As the already legendary status of Academy founder Chico Sabbah inspires every new class of students, Steven Fox and Gilli Cherrin feel honored to have actually known the man and experienced firsthand his kind, determined spirit.
“CHICO SET THE EXAMPLE for how to be a visionary,” says Steven, who lives in Israel and coordinates “Fugee Fridays,” the food relief program that he and best friend Gilli helped launch to aid African refugees scattered about Tel Aviv. He doesn’t mince words explaining what motivated them. “It was simply the right thing to do. People needed food; food was being wasted. So we acted.” Steven insists it’s easy to accomplish change when you are willing to get your hands dirty. “Chico convinced us we could be the ones to initiate progress, that it’s our personal duty. Fixing the world is the most important lesson of Judaism.” Gilli, now participating in an agricultural development project in Nepal, echoes this testament to Sabbah’s ability to catalyze a young person’s confidence and sense of accountability. “Chico’s vision was broad,” Gilli says. “The ideal of the Academy awakens something in you, then gives you the bravery to go for it because you also feel a responsibility.” Today, these young men remain unswervingly passionate about the Academy. “At the age of 23, I talk about my high school more than anyone I know,” Gilli says. “It’s a place that inspires a hunger for learning combined with social consciousness, which is such an amazing gift to all Jewish people and the future of Jewish leadership.” Steven says it’s about gaining self-reliance at an earlier age than most teenagers. “What will be next?” he asks excitedly. “Already students from AHA have done such amazing things!” Steven pauses, remembering his very first days at the Academy, when there were no sidewalks on campus. Sabbah explained he was waiting to see where the students walked. “That was a sign,” he says. “Chico wanted us to determine what the school would become. We were being trusted to take control, but also to be mindful of the environment.” It is a lesson Steven and Gilli learned well, and now live with integrity every day.
Samantha von Ende
AHA showed me how inspiring it is to help people fulfill their potential. My dream is to one day be part of its incredible work.
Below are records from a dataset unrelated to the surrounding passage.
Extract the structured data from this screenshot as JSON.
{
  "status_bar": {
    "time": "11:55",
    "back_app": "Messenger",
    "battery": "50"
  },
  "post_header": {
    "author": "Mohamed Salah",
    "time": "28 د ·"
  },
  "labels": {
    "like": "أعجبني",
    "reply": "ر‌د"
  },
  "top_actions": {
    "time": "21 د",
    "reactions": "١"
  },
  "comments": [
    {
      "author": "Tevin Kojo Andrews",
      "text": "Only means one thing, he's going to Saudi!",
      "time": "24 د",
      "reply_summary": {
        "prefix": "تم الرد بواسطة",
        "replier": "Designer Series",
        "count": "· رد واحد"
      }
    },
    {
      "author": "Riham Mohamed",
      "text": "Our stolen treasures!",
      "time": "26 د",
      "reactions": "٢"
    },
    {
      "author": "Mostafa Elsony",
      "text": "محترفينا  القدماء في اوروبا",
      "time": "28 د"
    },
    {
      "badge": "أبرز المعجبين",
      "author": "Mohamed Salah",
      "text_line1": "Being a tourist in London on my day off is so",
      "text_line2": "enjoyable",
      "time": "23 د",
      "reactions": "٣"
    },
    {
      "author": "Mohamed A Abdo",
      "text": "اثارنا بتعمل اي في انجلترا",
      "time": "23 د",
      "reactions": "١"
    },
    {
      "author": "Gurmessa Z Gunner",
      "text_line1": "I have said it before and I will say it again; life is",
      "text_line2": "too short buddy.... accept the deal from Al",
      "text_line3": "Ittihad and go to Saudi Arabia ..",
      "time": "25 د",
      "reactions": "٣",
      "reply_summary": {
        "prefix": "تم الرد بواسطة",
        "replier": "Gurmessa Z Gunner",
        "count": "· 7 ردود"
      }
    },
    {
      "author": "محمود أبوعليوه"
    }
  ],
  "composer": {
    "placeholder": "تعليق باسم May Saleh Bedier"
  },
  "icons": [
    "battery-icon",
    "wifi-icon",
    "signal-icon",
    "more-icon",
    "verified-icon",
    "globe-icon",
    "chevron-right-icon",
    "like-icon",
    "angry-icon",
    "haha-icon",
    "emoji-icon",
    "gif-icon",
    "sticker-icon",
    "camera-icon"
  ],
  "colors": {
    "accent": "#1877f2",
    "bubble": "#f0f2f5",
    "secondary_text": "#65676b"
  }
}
Some students come very eagerly to the Academy, some more tentatively, not sure what to expect. Others, like Samantha von Ende, came reluctantly.
“I ABSOLUTELY DIDN’T WANT TO BE THERE,” she says candidly. “I was so mad at my parents for making me go.” Samantha’s parents, practicing Conservative Jews, looked to the Academy as a fresh start for their daughter after a year of public school brought popularity but an unexpected slip in academic performance. “I flew from Kansas to Greensboro, expecting to hate it. Then I started getting involved with all the school had to offer, and I started to love it. After the first trimester, I was totally hooked.” Samantha admits she was still sometimes a rebellious teenager, and that her housemother occasionally had to practice tough love. “She really helped me grow as a person with values,” Samantha laughs, remembering her normal teenage instinct to test boundaries. “She was a true friend, but strict when necessary. This built respect and love between us.” With each new challenge at the Academy, Samantha thrived. Never before had she believed so much in her potential, as she joined the student government, newspaper, theater, choir, and basketball team. “The Academy taught me to like myself. I was figuring out exactly who I was. But there was something else.” She pauses, then says quietly, “Watching this same thing happen to my friends all around me—it’s amazing. You start to see how everyone at the Academy is evolving into a different, stronger person. I’m not a special case.” There are those who might argue this last point, as Samantha now plans to study medicine and law in graduate school, serve in the Navy, practice as a doctor as well as pursue her love of writing, and then—no less—return to the Academy to teach and serve as headmaster. “AHA showed me how inspiring it is to help people fulfill their potential,” she says. “my dream is to one day be part of its incredible work.”